Entraram em vigor nesta terça-feira (26) as novas regras da Norma Regulamentadora nº 1, a NR-1, que trata das diretrizes gerais de Segurança e Saúde no Trabalho. A partir de agora, empresas de todos os setores precisam adotar medidas mais rigorosas para identificar, prevenir e controlar riscos no ambiente de trabalho.

A principal novidade é que, além dos riscos físicos, químicos, biológicos, ergonômicos e de acidentes, as empresas também passam a ter a obrigação de avaliar os chamados riscos psicossociais relacionados ao trabalho. Isso inclui situações como sobrecarga de serviço, pressão excessiva por metas, assédio moral, violência, jornadas mal organizadas, falta de comunicação e condições que possam afetar a saúde mental dos trabalhadores.

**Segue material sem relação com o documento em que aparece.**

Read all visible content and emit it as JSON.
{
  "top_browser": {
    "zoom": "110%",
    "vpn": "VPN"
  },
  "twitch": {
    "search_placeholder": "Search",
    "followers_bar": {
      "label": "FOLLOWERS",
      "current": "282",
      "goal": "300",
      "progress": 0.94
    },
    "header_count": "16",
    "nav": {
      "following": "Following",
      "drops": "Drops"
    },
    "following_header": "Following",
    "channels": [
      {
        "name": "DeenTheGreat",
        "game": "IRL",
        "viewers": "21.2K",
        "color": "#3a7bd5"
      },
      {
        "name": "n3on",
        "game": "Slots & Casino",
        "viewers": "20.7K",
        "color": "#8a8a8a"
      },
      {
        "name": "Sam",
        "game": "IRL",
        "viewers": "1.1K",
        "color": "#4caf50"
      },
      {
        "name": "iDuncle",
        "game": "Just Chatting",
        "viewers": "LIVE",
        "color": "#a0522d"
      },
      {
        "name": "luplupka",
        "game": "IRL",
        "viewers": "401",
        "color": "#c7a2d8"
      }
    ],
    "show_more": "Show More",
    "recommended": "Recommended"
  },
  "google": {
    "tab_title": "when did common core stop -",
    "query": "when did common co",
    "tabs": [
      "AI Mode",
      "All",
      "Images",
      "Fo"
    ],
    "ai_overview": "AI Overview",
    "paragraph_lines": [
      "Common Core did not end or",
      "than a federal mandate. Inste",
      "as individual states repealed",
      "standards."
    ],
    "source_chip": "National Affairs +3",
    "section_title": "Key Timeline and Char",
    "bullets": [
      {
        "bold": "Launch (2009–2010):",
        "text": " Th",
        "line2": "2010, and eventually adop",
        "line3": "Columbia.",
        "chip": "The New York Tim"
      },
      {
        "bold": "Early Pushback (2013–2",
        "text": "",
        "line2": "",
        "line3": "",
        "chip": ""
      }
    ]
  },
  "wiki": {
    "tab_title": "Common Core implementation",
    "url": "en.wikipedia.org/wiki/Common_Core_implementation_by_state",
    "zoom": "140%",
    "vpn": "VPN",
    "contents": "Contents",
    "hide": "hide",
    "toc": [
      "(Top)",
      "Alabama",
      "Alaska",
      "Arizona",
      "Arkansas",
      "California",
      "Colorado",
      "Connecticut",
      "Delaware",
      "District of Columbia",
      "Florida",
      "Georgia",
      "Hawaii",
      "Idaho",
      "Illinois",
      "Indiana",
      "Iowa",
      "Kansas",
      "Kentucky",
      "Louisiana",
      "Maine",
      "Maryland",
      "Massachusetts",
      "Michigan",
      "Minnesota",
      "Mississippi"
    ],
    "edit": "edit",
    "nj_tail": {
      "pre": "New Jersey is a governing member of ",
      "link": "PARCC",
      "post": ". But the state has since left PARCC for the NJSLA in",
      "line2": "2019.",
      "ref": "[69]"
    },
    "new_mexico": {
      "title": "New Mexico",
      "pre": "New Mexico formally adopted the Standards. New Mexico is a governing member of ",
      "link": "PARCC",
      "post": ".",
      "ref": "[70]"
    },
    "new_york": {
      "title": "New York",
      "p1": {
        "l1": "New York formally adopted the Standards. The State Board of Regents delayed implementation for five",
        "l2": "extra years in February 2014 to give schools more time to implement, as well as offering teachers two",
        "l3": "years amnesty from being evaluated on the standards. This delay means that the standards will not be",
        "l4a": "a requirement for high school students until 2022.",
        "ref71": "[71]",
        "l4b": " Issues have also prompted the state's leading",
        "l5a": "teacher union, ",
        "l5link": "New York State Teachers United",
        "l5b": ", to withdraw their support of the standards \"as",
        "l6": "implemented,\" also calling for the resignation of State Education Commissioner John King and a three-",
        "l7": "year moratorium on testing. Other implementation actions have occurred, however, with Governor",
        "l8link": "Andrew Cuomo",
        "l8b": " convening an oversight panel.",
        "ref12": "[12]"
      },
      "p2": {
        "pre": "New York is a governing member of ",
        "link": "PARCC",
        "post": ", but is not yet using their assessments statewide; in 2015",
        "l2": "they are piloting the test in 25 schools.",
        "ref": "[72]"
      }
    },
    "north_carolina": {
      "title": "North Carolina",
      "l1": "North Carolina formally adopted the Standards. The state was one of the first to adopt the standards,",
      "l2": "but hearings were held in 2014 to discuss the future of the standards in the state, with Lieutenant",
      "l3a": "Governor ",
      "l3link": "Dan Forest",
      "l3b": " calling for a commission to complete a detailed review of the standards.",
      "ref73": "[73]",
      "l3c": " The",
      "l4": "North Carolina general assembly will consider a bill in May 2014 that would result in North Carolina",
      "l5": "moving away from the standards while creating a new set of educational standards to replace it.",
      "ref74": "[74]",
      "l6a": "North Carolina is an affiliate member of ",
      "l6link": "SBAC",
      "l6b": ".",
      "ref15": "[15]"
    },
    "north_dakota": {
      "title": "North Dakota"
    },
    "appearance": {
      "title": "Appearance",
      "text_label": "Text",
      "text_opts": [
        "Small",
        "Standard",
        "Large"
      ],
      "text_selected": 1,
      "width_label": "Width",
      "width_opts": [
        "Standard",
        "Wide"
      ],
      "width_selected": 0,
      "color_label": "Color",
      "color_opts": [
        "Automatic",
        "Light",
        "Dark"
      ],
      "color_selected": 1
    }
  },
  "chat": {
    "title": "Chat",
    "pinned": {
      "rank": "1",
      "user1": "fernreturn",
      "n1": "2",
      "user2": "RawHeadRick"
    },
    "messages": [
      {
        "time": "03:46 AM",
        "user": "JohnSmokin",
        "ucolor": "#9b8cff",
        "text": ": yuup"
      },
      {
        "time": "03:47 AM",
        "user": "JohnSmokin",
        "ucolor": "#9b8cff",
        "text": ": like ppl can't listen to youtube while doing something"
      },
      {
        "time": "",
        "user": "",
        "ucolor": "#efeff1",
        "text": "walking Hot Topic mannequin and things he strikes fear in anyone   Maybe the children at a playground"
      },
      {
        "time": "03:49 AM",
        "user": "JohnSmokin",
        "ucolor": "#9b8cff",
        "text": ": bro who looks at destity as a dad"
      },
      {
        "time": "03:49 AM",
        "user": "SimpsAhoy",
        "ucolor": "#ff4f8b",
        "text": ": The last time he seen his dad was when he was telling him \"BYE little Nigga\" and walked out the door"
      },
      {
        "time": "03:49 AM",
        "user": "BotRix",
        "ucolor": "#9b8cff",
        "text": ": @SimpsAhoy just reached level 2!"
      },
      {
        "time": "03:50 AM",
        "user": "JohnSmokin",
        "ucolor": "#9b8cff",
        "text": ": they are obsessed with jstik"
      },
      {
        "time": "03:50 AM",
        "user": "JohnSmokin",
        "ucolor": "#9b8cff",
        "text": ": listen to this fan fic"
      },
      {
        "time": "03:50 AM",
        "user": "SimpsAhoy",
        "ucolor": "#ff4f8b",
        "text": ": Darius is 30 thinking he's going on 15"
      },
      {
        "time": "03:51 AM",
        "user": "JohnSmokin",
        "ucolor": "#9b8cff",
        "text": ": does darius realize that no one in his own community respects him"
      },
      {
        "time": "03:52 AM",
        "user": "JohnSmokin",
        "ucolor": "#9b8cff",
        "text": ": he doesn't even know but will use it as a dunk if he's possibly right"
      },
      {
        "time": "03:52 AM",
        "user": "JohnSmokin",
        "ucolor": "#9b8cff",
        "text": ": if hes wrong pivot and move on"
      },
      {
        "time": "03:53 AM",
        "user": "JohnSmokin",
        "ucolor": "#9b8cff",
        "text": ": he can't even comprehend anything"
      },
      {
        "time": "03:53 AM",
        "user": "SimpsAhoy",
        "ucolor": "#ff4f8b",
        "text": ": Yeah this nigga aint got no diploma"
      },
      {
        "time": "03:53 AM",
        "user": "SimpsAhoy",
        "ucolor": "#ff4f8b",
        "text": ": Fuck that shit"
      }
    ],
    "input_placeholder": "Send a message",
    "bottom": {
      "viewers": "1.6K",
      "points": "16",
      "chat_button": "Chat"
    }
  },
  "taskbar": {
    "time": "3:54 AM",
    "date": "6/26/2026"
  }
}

A atualização da NR-1 foi aprovada em agosto de 2024 e deveria ter entrado em vigor em maio de 2025. No entanto, o Ministério do Trabalho e Emprego concedeu um período de adaptação para que as empresas pudessem se preparar. Durante esse tempo, a aplicação das novas regras teve caráter educativo e orientativo.

Agora, com as diretrizes em vigor, as empresas passam a ser fiscalizadas. Nos primeiros 90 dias, a fiscalização terá como objetivo orientar os empregadores e apontar as adequações necessárias. Depois desse período, poderão ser aplicadas penalidades, como multas e até embargos, conforme a gravidade de cada caso.

O que muda na prática

Com a nova NR-1, as empresas deverão incluir no Programa de Gerenciamento de Riscos Ocupacionais uma análise mais ampla das condições de trabalho. Isso significa olhar não apenas para máquinas, equipamentos, produtos químicos ou riscos de acidentes, mas também para a forma como o trabalho é organizado.

Ou seja, será necessário avaliar se há excesso de cobrança, metas impossíveis de cumprir, acúmulo de funções, assédio, ambientes de tensão, falhas na comunicação interna ou qualquer outra situação que possa causar sofrimento, adoecimento mental ou agravamento de problemas de saúde.

É importante destacar que a norma não exige que a empresa faça diagnóstico psicológico ou psiquiátrico dos trabalhadores. O objetivo não é investigar a vida pessoal ou a saúde individual de cada funcionário. A obrigação é identificar e controlar os fatores do ambiente de trabalho que possam gerar ou agravar doenças, como estresse, esgotamento, depressão, ansiedade e Distúrbios Osteomusculares Relacionados ao Trabalho, os chamados DORTs.

Saúde mental também é questão de segurança no trabalho

Segundo o Ministério do Trabalho e Emprego, a saúde mental precisa ser tratada como parte da prevenção dentro das empresas. Isso porque muitos adoecimentos estão ligados diretamente às condições de trabalho, à pressão constante, ao assédio, à insegurança e à falta de organização.

A nova regra coloca a saúde mental dentro da lógica da prevenção. Ou seja, em vez de agir apenas depois que o trabalhador adoece, as empresas precisam criar mecanismos para evitar que o ambiente de trabalho seja causa de sofrimento e afastamentos.

A NR-1 também deve ser aplicada em conjunto com outras normas, especialmente a NR-17, que trata da ergonomia e das condições adequadas de trabalho. Isso reforça que a prevenção deve considerar tanto os aspectos físicos quanto os fatores organizacionais e psicológicos.

Crescem os afastamentos por transtornos mentais

A mudança ocorre em um momento preocupante. Em 2025, a Previdência Social concedeu 546.254 benefícios por transtornos mentais e comportamentais, número 15,6% maior que o registrado em 2024, quando foram concedidos 472.328 benefícios.

Entre as principais causas de afastamento estão os transtornos de ansiedade, os episódios depressivos e os casos de estresse grave e transtornos de adaptação. Esses dados mostram que o adoecimento mental relacionado ao trabalho vem crescendo de forma acelerada e precisa ser enfrentado com seriedade.

Responsabilidade das empresas e direito dos trabalhadores

A nova NR-1 reforça que a prevenção é uma responsabilidade das empresas. Cabe aos empregadores organizar o trabalho de forma segura, respeitosa e saudável, combatendo práticas que possam prejudicar a saúde física e mental dos trabalhadores.

Ao mesmo tempo, os trabalhadores devem ficar atentos às condições de trabalho e procurar orientação sempre que enfrentarem situações de assédio, sobrecarga, pressão abusiva ou qualquer risco à sua saúde.




















A atualização da NR-1 representa um avanço importante na proteção da classe trabalhadora, pois reconhece que a saúde mental também faz parte da segurança no trabalho e que ambientes adoecedores precisam ser identificados, corrigidos e fiscalizados.